Again, the key inclusion criteria – stage 1-3, if stage 3b medical dissection and after the systemic treatment PST is needed. With or without PST and within one year after surgery and within six months after starting adjuvant endocrine treatment you can start with S1.

This is our risk assessment for this particular trial. At the right hand side the results of the neoadjuvant systemic treatment, mainly chemotherapy. Without PST if the nodal involvement or lymphovascular invasion is positive by pathologists, it’s eligible. If it’s not grade 3 is eligible. Grade 2 over 2cm is elgible and grade 1 over 3 cm is eligible. But grade 2 less than 2cm and grade 1 2-3cm we used a Ki67 index – over 30% is eligible, if over 14% we used OncotypeDX testing. With PST neoadjuvant chemotherapy mainly if node positive or the breast residual disease positive, the non-pCR cases, it was eligible. With neoadjuvant endocrine treatment if node positive it’s eligible, if node negative we use the same criteria as without PST.

This is a consult diagram, the 1969 patients actually randomised. The full analysis set all together 1930. Equally randomised, the baseline demographic of these patients, the right hand side plus S1, 957 patients were randomised. Age 51; the premenopausal/postmenopausal 50/50; body weight 55kg on median and histological grade 1 is included at 10%, grade 2 60% and grade 3 25-26%. Nodal positivity is roughly 30% - one third was roughly node negative, two-thirds node positive. Ki67 labelling index less 14 54%, 14-30 31%, over 30 13%. Chemotherapy neoadjuvant 20%. Also the postoperative adjuvant chemotherapy is 35-36%. So roughly 55-56% were treated by chemotherapy in this trial. Base diameter less than 2cm 31%, over 3cm 21%.

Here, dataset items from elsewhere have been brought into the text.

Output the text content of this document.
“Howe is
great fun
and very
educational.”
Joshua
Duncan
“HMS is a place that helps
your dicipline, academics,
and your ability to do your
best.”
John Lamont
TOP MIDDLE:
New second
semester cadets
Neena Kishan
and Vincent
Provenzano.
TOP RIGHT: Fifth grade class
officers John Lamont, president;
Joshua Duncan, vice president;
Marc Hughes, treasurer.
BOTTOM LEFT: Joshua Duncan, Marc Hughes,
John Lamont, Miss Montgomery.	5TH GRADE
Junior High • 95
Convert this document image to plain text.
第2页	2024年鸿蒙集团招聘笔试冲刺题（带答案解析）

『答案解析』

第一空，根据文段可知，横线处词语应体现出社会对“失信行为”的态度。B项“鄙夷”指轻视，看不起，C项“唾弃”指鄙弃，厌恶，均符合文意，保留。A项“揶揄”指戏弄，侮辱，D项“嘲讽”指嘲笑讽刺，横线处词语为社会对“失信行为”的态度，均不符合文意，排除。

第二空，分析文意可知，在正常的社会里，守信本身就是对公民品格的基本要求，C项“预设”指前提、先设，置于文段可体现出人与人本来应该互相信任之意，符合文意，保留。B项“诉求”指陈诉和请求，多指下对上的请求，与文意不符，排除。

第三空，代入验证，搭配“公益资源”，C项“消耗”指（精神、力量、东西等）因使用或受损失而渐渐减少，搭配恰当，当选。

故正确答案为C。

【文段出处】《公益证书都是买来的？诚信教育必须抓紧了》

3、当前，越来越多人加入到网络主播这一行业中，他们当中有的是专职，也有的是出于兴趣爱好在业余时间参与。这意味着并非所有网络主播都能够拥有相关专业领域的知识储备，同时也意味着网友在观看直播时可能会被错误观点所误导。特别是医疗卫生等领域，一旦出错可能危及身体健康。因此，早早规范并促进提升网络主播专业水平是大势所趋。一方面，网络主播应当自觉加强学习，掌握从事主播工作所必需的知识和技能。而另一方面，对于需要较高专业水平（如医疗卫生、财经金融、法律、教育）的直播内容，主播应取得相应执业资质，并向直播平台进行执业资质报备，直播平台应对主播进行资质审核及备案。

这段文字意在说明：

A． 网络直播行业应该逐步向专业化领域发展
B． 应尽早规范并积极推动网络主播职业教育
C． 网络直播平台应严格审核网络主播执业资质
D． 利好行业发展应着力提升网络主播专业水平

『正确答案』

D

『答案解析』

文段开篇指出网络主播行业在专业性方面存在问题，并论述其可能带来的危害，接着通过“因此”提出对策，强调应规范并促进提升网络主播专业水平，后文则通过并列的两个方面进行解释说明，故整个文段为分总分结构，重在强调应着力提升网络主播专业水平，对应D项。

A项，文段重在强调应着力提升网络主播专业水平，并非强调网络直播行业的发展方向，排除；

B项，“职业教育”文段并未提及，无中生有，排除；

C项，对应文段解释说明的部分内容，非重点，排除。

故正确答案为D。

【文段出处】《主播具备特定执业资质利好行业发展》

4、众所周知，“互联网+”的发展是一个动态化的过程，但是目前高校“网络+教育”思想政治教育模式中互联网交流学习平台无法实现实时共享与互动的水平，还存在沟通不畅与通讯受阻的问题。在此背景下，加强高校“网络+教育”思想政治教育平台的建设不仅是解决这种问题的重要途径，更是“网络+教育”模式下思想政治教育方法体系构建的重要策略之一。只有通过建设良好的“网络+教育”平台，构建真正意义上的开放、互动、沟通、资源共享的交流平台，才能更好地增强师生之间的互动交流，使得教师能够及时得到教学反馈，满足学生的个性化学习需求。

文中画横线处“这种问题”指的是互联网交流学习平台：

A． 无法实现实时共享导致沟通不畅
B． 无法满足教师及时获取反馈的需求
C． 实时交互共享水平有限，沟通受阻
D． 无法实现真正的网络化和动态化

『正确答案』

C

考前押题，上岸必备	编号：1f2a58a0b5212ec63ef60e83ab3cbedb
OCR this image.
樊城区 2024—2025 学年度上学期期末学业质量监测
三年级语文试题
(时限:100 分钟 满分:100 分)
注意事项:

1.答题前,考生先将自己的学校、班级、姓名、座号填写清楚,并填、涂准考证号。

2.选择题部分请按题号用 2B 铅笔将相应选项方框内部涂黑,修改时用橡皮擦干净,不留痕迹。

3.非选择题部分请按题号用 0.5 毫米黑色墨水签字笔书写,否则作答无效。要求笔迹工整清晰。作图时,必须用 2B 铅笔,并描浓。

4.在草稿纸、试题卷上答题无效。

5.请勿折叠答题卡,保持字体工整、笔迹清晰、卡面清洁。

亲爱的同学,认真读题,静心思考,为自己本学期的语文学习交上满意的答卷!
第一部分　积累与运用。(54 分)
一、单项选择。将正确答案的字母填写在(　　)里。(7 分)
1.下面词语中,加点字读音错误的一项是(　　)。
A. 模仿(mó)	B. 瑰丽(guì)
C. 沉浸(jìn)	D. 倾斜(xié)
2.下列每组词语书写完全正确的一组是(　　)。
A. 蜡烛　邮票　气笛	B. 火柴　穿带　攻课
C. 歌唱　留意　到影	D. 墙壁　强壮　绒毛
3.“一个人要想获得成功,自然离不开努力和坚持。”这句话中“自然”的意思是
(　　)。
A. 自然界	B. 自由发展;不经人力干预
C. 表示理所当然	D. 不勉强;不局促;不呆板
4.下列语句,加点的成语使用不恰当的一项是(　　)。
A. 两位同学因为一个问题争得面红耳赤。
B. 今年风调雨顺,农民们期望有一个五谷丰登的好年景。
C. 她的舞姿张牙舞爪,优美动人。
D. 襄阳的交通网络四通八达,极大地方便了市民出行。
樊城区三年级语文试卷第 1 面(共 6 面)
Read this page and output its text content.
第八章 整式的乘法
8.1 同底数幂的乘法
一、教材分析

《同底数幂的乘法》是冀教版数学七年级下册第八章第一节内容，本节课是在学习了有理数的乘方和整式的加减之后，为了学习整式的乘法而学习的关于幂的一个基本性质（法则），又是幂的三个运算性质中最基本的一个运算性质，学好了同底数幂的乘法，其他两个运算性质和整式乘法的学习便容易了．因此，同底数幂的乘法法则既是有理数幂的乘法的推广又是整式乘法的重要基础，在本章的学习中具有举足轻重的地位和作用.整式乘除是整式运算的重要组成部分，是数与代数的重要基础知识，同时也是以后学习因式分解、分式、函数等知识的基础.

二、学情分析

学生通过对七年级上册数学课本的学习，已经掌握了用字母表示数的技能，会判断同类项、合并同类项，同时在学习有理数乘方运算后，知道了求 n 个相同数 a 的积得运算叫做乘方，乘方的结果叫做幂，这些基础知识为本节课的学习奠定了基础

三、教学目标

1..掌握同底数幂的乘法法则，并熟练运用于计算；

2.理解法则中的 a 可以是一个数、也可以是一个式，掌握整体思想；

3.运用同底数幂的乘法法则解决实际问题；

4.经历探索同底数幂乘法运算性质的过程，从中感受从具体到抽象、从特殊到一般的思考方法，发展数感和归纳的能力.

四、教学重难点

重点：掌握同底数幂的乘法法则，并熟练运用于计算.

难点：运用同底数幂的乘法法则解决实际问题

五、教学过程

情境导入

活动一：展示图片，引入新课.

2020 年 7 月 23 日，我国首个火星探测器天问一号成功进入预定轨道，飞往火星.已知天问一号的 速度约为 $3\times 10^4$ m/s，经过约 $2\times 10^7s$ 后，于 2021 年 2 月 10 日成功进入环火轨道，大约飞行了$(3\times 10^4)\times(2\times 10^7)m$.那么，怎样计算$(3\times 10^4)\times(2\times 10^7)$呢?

This is our core or primary endpoint is disease-free survival. This trial was actually terminated early because the primary endpoint was met. In the interim analysis the median follow-up was 51 months and 155 events were identified in the control group and 101 in the S1 group. 81.6% in the control group is a five year IDFS and 87% in the S1 group. The hazard ratio is actually 0.63 and the p-value was less than 001.

Safety profile – S1 is a chemotherapeutic agent that caused bone marrow toxicity such as neutrophil counts decreased 42% all grades but grade 3 7.5%. So obviously significantly different. Plate decrease also were significantly different in all grades but grade 3 0.5%. GI toxicity is more frequent in the S1 treatment group and diarrhoea 32% all grades and 1.9% for grade 3, it’s statistically significant. Obviously hyperpigmentation was seen quite often in the S1 group, 53%.

As a conclusion the oral formulation continuous treatment, metronomic type treatment, with S1 one year adjuvant together with the endocrine treatment would be an important treatment option for oestrogen receptor positive HER2 negative primary breast cancer patients having intermediate high risk of recurrence. The safety profile was as expected and it’s quite manageable. That’s all. Thank you very much.